Dünyanın 81 ülkesinde bugüne kadar 2 binden fazla kez sahneye çıkan Gülsin Onay, İzmir Devlet Senfoni Orkestrası ile Tolga Atalay Ün şefliğinde solist olarak vereceği konserin Ahmed Adnan Saygun Sanat Merkezi'ndeki provasına katıldı.
Konserde, Wolfgang Amadeus Mozart'ın Piyano Konçertosu No.20 ile Senfoni No.41 "Jüpiter" adlı eserlerini sanatseverlerle buluşturmaya hazırlanan Onay, müziğin evrensel isimleriyle çalışma hayalini, projelerini, sanatın hayatındaki yerini ve genç müzisyenlere önerilerini AA muhabirine anlattı.
Onay, gelecek yıl Almanya, İngiltere, Fransa ve Kazakistan'da konserler vereceğini, Belçika'daki bir konservatuvarda da gençlerle buluşacağını belirterek, "Gençlerle buluşmak beni her zaman çok heyecanlandırıyor. Birlikte yaptığım projeleri çok seviyorum. Onlara zaman ayırmaya gayret ediyorum ama tabii daha da çok isterdim. Turneler yapıyorum, programlar, konserlerim oluyor. Aktif bir hayata sağlığım el verdikçe devam edeceğim." diye konuştu.
Mesleğine tutkusu
Müzik ve piyanoyu bırakmayı hiç düşünmediğini hatta zor zamanlarında da onlara sarıldığını dile getiren Onay, şunları anlattı:
"Çok mutluyum çünkü gerçekten bugüne kadar istediğim aşağı yukarı her şey gerçekleşti ve çok istediğim salonlarda, çok sevdiğim müzisyenlerle beraber konserler verdim. Fakat çok istediğim bir şey ne olabilir diye düşündüğümde, Toscanini bu hayatta değil ama onunla çalmış olmayı çok isterdim. Mesela Furthwangler muazzam bir orkestra şefi. O dönemde yaşamak ne kadar ilginç olurdu diye böyle hayal ederim bazı şeyleri. Bazı bestecilerle tanışmış olsaydım, onların eserlerini çalmış olsaydım ne düşünürlerdi, nasıl bulurlardı? Benim kendi hocam olan ve Türkiye'nin en büyük bestecilerinden Ahmet Adnan Saygun birlikte çalıştığımız zamanlarda o kadar güzel şeyler söyledi ki bana. Kendi eserlerinde neler hissetti? Bestelerken nasıl olmasını hayal etti? Bana onu geçirmesi büyük bir şans. Onun eserlerini çalarken hep ruhunu hissediyorum. Chopin ve Mozart ile de aynı şey olabilirdi. Zaten notalardan da besteciyi anlıyorsunuz, onun ruhunu hissediyor ve yaşatabiliyorsunuz."

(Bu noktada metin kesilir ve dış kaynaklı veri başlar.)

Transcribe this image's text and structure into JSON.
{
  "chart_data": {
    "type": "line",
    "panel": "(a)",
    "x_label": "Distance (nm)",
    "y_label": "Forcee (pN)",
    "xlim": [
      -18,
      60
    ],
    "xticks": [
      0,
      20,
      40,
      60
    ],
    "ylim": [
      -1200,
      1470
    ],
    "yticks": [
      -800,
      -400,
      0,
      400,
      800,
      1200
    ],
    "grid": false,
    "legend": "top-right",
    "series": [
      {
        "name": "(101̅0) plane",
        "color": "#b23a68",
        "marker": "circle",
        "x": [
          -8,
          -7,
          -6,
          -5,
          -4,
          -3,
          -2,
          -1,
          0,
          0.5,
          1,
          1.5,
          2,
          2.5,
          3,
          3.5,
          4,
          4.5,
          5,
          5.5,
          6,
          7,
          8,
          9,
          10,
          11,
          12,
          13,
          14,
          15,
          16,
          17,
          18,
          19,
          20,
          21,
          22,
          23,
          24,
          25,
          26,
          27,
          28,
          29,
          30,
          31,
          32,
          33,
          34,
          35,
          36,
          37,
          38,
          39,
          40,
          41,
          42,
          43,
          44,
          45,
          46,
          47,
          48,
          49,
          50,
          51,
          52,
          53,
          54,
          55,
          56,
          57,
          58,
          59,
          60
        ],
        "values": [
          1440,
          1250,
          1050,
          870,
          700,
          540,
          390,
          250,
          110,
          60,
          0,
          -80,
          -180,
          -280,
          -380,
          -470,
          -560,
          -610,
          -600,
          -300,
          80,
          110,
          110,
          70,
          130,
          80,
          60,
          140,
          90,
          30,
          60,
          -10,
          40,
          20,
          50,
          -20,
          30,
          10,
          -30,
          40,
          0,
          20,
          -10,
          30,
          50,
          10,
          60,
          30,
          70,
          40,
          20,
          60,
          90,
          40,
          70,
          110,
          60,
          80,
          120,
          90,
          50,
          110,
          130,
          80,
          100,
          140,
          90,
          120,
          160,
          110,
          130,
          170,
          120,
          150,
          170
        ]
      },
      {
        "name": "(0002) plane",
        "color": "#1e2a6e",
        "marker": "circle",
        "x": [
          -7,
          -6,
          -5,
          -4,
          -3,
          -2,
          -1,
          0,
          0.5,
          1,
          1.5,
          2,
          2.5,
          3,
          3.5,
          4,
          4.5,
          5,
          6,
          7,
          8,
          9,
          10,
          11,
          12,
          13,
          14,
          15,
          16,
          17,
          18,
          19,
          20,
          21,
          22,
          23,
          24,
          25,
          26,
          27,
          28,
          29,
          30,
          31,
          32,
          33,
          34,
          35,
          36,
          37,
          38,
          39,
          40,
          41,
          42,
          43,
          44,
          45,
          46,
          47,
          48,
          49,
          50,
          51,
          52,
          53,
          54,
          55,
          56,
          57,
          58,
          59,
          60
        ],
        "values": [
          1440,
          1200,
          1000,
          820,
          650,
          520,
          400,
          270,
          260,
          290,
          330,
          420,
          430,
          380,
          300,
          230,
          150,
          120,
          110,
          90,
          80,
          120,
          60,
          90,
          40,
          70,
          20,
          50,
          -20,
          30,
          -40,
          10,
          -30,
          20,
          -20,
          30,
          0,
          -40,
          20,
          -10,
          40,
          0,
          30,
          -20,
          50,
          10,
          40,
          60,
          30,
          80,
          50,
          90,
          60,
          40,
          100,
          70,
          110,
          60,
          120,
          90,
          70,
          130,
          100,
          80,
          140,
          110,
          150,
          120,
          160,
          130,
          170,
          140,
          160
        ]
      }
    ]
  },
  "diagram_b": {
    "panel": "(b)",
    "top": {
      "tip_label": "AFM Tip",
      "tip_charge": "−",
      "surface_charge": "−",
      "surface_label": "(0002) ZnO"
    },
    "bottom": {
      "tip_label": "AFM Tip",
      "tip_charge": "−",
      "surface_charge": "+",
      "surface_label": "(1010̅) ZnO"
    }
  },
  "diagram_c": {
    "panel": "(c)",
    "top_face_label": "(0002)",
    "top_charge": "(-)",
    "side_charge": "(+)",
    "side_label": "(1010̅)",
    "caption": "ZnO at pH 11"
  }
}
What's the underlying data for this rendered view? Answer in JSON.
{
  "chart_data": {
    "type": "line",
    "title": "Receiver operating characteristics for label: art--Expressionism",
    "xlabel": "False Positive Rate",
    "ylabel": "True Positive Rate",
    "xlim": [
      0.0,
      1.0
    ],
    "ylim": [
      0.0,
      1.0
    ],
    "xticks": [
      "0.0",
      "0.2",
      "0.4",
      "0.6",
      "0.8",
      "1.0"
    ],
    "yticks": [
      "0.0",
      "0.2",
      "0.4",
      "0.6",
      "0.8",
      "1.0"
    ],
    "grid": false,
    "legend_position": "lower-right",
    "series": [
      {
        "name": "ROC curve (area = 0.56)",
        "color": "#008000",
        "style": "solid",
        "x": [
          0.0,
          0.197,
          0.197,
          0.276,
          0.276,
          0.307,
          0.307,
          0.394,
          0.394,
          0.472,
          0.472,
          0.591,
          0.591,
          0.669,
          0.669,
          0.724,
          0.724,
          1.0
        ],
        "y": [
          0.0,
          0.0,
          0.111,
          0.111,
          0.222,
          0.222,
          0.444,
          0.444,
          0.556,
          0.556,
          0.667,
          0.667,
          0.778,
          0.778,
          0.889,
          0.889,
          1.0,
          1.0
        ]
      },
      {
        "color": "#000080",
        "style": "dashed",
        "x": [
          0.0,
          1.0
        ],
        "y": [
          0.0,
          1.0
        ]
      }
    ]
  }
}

Gülsin Onay, zor dönemlerden de geçtiğini söyleyerek, şöyle devam etti:
"Bütün yaşamda yani herkesin hayatında zor dönemler vardır, mutlaka yaşanmıştır hem üzüntülü hem karanlık dönemler mutlaka olmuştur. Fakat işin ilginç tarafı benim o dönemlerde de yine çıkış yolu bulduğum yer müzik oldu, piyano oldu. Ne kadar acı çeksem veyahut da ne kadar zorluk çeksem de beni yine kurtaran ve yukarıya çeken piyano, müzik oldu. Onun için bırakmak değil ona daha da fazla sarılmak ihtiyacı hissettim."
Kariyerine özel hayatındaki birtakım zorluklar nedeniyle bir süre ara verdiğini kaydeden Onay, konser vermese de piyanonun hep hayatında olduğunu aktardı.
Gençlere tavsiye
Türk sanatçılarını yurt dışında temsil etmekten hep gurur duyduğunu, Türkiye'nin müzikte bir yetenek hazinesine sahip olduğunu vurgulayan Gülsin Onay, gençlere de şu tavsiyede bulundu:
"Benim yolum müzikten geçtiği için verebileceğim tavsiyeler herkese uyar mı bilmiyorum ama öğrencilerime hep şunu söylüyorum, her zaman kendi sesin ol. Yani başka hiç kimsede olmayan bir ses yarat ve o müziğin mucizesiyle birleşsin ve her sefer yeniden yarat. Başka birini örnek alma. Hep kendin ol."